Czy lek roślinny może nam zaszkodzić?
Towarzyszą ludzkości od niemalże początku naszego istnienia, wykorzystujemy ich wszechstronne możliwości – zarówno magiczne jak i lecznicze. Mowa jest o roślinach, które rosną praktycznie wszędzie.
Nasze babki oraz ich babki stosowały je między innymi do odstraszania demonów i nieszczęścia, tworzenia uroków i eliksirów miłosnych, wróżenia, a co najważniejsze z naszego punktu widzenia – wykonywania leków roślinnych w postaci nalewek, odwarów, naparów i wielu innych, które były i są skuteczne w leczeniu bardzo popularnych schorzeń takich jak na przykład zaburzenia trawienia, wzdęcia, suchy kaszel, ból gardła, mięśni stawów i tym podobne. Rozwój medycyny i fitoterapii oraz analizy instrumentalnej pozwala nam na dokładniejsze poznanie wnętrza roślin pod kątem zawartości fitozwiązków. Prowadzone są nad nimi szeroko zakrojone badania, zarówno in vivo jak in vitro, w celu ich bliższego poznania i spróbowania wynalezienia ich nowych zastosowań.
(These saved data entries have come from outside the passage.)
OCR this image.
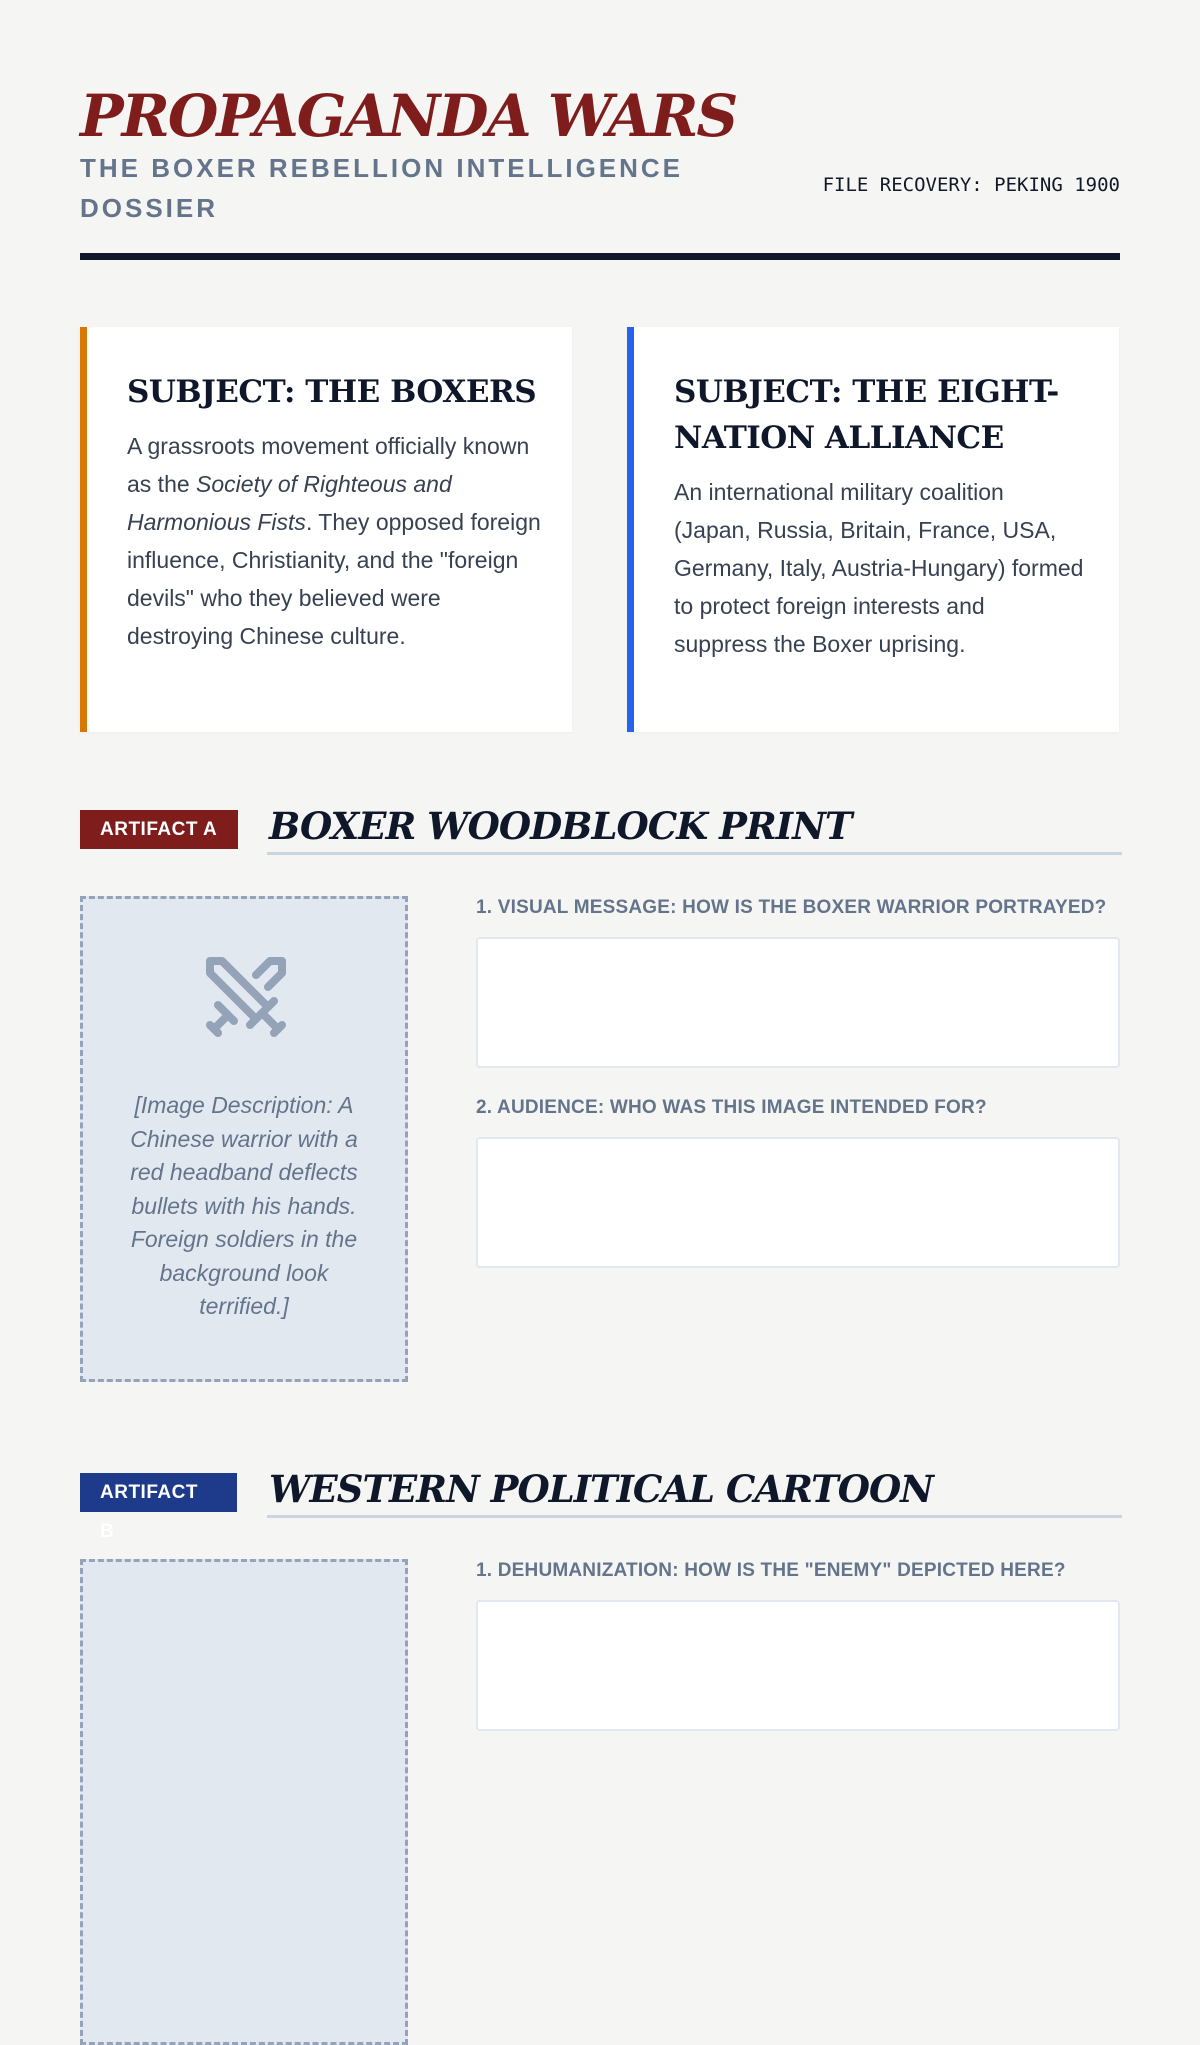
PROPAGANDA WARS

THE BOXER REBELLION INTELLIGENCE DOSSIER

FILE RECOVERY: PEKING 1900
SUBJECT: THE BOXERS

A grassroots movement officially known as the Society of Righteous and Harmonious Fists. They opposed foreign influence, Christianity, and the "foreign devils" who they believed were destroying Chinese culture.

SUBJECT: THE EIGHT-NATION ALLIANCE

An international military coalition (Japan, Russia, Britain, France, USA, Germany, Italy, Austria-Hungary) formed to protect foreign interests and suppress the Boxer uprising.

ARTIFACT A	BOXER WOODBLOCK PRINT

[Image Description: A Chinese warrior with a red headband deflects bullets with his hands. Foreign soldiers in the background look terrified.]

1. VISUAL MESSAGE: HOW IS THE BOXER WARRIOR PORTRAYED?

2. AUDIENCE: WHO WAS THIS IMAGE INTENDED FOR?

ARTIFACT B
WESTERN POLITICAL CARTOON

1. DEHUMANIZATION: HOW IS THE "ENEMY" DEPICTED HERE?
Przykładowo, ziele jemioły to roślina, która w Niemczech jest stosowana w medycynie antropofizycznej jako lek przeciwnowotworowy, jednak potrzeba dalszych badań, aby masowo zacząć ją wykorzystywać. Ale pamiętajmy także o sprawdzonych przez wieki zastosowaniach bliskich nam roślin takich jak, działanie przeciwgorączkowe i napotne owoców czarnego bzu, przeciwbiegunkowe borówki czernicy, czy też wykorzystanie roślinnego wyciągu z porostu islandzkiego świetnie leczącego suchy kaszel i ból gardła. Niestety, leki roślinne mogą wywoływać różne działania niepożądane, tworzyć interakcje z innymi lekami, więc fitoterapia powinna być kontrolowana przez lekarza lub farmaceutę.